Ce recueil est subtil, sensible et poétique, basé sur la différence, le décalage, l’isolement, la nostalgie douce-amère et la liberté flamboyante dans un raffinement relativiste aux visées transcendantes à la pointe de l’espèce.

Le vaisseau flamme – Joan D. Vinge

Dans Le vaisseau-flamme, Michael Yarrow était un homme à la vie minable avant de devenir un cobaye pour le gouvernement qui teste l’intégration d’un système informatique au système nerveux humain, avec comme résultat l’émergence d’une troisième entité, symbiose des deux autres les sublimant sous le nom d’Ethan Ring. Il se réveille sur Mars, amoureux d’Hanalore Takkashi qui le fait chanter pour obtenir un accès au réseau de Khorram Kabir l’homme le plus riche du monde. Cette science fiction déborde de vitalité, le anti-héros schizophrène à trois têtes se retrouve au centre d’une comédie réjouissante à base de manipulation et de quiproquos, avec un fond cyberpunk et une forme d’aventure mouvementée, dans un texte aux considérations très scientifiques et à l’humour omniprésent, une expérimentation psychologique féconde.
Dans Maternité, Etaa et Hywel se connaissent depuis l’enfance, pourvue d’une grande clairvoyance elle est destinée à devenir prêtresse pour les Kotaanes et il devient un simple forgeron.

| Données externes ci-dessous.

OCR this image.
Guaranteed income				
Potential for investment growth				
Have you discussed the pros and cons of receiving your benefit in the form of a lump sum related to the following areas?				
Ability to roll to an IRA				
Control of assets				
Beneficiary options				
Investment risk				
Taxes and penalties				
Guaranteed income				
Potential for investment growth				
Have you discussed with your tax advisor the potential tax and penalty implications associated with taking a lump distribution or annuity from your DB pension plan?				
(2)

Ils finissent par se marier et s’installent à la frontière avec les Neaanes pour commercer avec eux. Enceinte, Etaa est enlevée par le Roi Meron pour en faire sa maitresse malgré l’hostilité de l’Église Neaane la considérant comme une sorcière païenne. La guerre entre les deux peuples fait rage sous les yeux d’êtres étranges considérés comme des dieux. Cette histoire se présente sous la forme d’une fantasy d’aventure, ethnologique et relativiste, tragique et poétique, pleine de tristesse et de frustration. Dans ce monde post-apocalyptique l’humanité est scindée par une tabula rasa historique et un chamboulement génétique qui offre au récit de beaux passages en langue des signes. Comme dans un bac à sable le monde des hommes est illustré dans un dezoom qui aboutit au point de vue des dieux conscients de la dangerosité humaine. Cette destinée porte magnifiquement le message d’une évolution et d’une unité de l’espèce humaine pour conjurer le besoin d’être guidée par des êtres supérieurs.

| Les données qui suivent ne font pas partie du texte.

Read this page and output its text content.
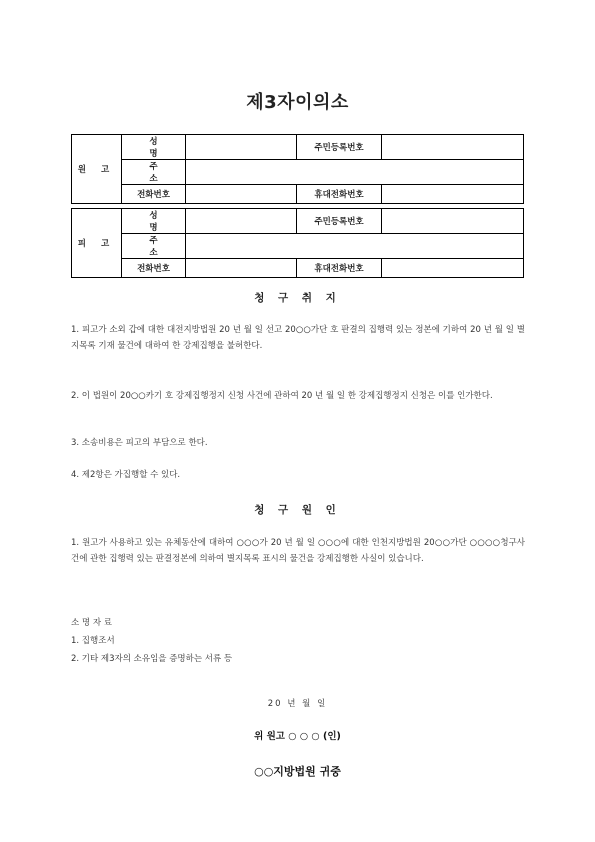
제3자이의소
원 고	성 명		주민등록번호	
	주 소			
	전화번호		휴대전화번호	

피 고	성 명		주민등록번호	
	주 소			
	전화번호		휴대전화번호	
청 구 취 지
1. 피고가 소외 갑에 대한 대전지방법원 20 년 월 일 선고 20○○가단 호 판결의 집행력 있는 정본에 기하여 20 년 월 일 별지목록 기재 물건에 대하여 한 강제집행을 불허한다.
2. 이 법원이 20○○카기 호 강제집행정지 신청 사건에 관하여 20 년 월 일 한 강제집행정지 신청은 이를 인가한다.
3. 소송비용은 피고의 부담으로 한다.
4. 제2항은 가집행할 수 있다.
청 구 원 인
1. 원고가 사용하고 있는 유체동산에 대하여 ○○○가 20 년 월 일 ○○○에 대한 인천지방법원 20○○가단 ○○○○청구사건에 관한 집행력 있는 판결정본에 의하여 별지목록 표시의 물건을 강제집행한 사실이 있습니다.
소 명 자 료
1. 집행조서
2. 기타 제3자의 소유임을 증명하는 서류 등
20 년 월 일
위 원고 ○ ○ ○ (인)
○○지방법원 귀중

Dans Le Phœnix en ses cendres…, Amanda est une femme reniée par son père après avoir refusé un mariage arrangé et mise à l’écart dans une société archaïque. Elle assiste au crash d’Hoffmann, un aventurier prospecteur qui survolait la région à la recherche de ressources naturelles à exploiter. Dans cette vision sociétale se mêlent tragédie ordinaire et espoirs inattendus dans une psychologie subtile des personnages, une poésie douce-amère et une sorte d’éloge de la simplicité, une sagesse paysanne qui permet d’adoucir une vie rude.

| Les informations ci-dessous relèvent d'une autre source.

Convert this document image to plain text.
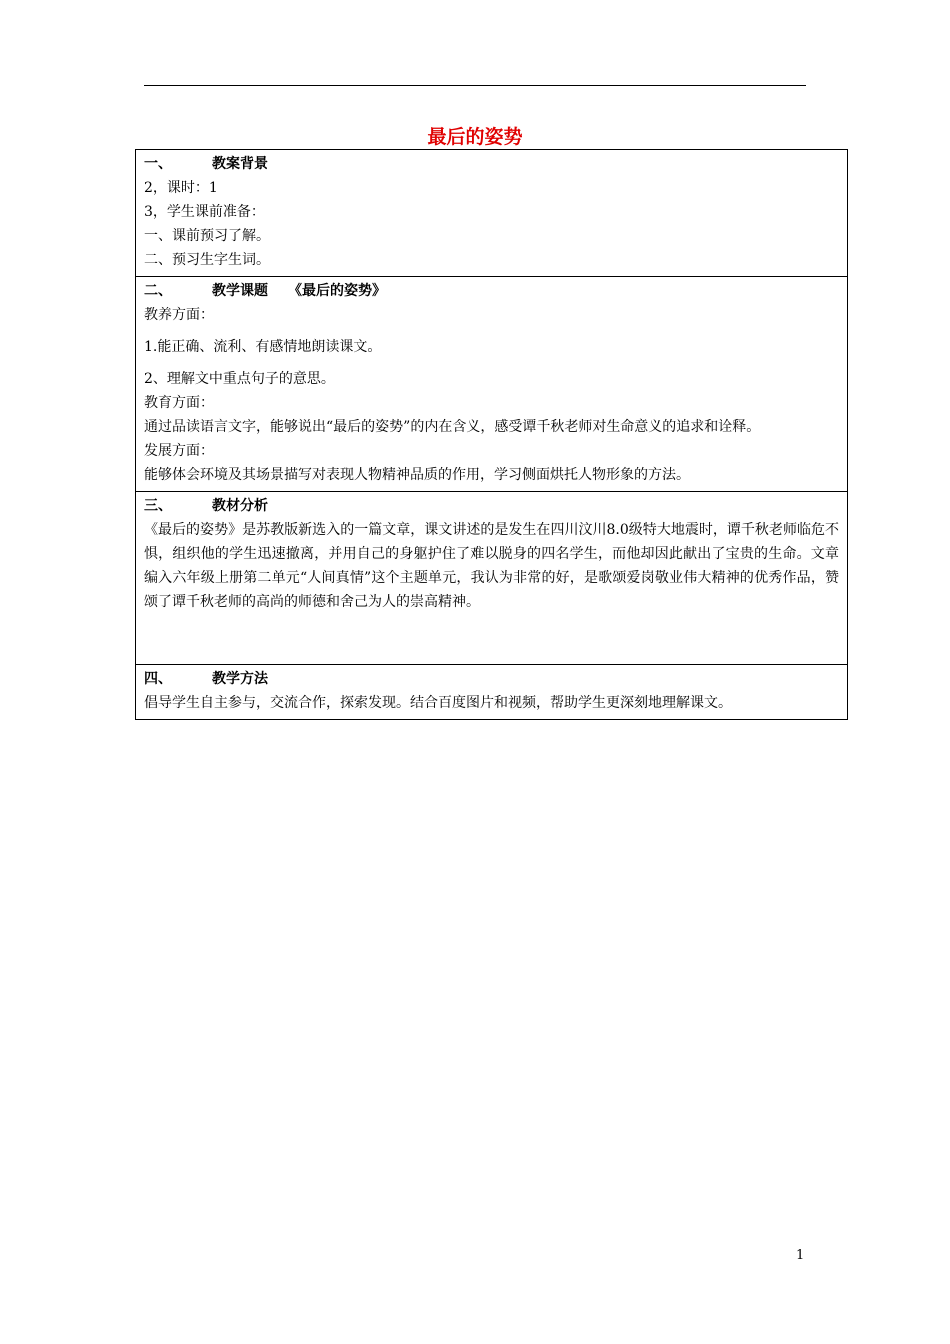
最后的姿势
一、	教案背景
2，课时：1
3，学生课前准备：
一、课前预习了解。
二、预习生字生词。

二、	教学课题 《最后的姿势》
教养方面：
1.能正确、流利、有感情地朗读课文。
2、理解文中重点句子的意思。
教育方面：
通过品读语言文字，能够说出“最后的姿势”的内在含义，感受谭千秋老师对生命意义的追求和诠释。
发展方面：
能够体会环境及其场景描写对表现人物精神品质的作用，学习侧面烘托人物形象的方法。

三、	教材分析
《最后的姿势》是苏教版新选入的一篇文章，课文讲述的是发生在四川汶川8.0级特大地震时，谭千秋老师临危不惧，组织他的学生迅速撤离，并用自己的身躯护住了难以脱身的四名学生，而他却因此献出了宝贵的生命。文章编入六年级上册第二单元“人间真情”这个主题单元，我认为非常的好，是歌颂爱岗敬业伟大精神的优秀作品，赞颂了谭千秋老师的高尚的师德和舍己为人的崇高精神。

四、	教学方法
倡导学生自主参与，交流合作，探索发现。结合百度图片和视频，帮助学生更深刻地理解课文。
1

Dans ces trois textes éclatent une beauté et une intensité dans les personnalités et leurs relations, les considérations globales et individuelles sont riches et c’est dans Maternité et Le Phœnix en ses cendres… que les grandes idées sont présentes concernant l’espèce, l’aveuglement religieux, le sexisme, l’écologie et la conscience historique.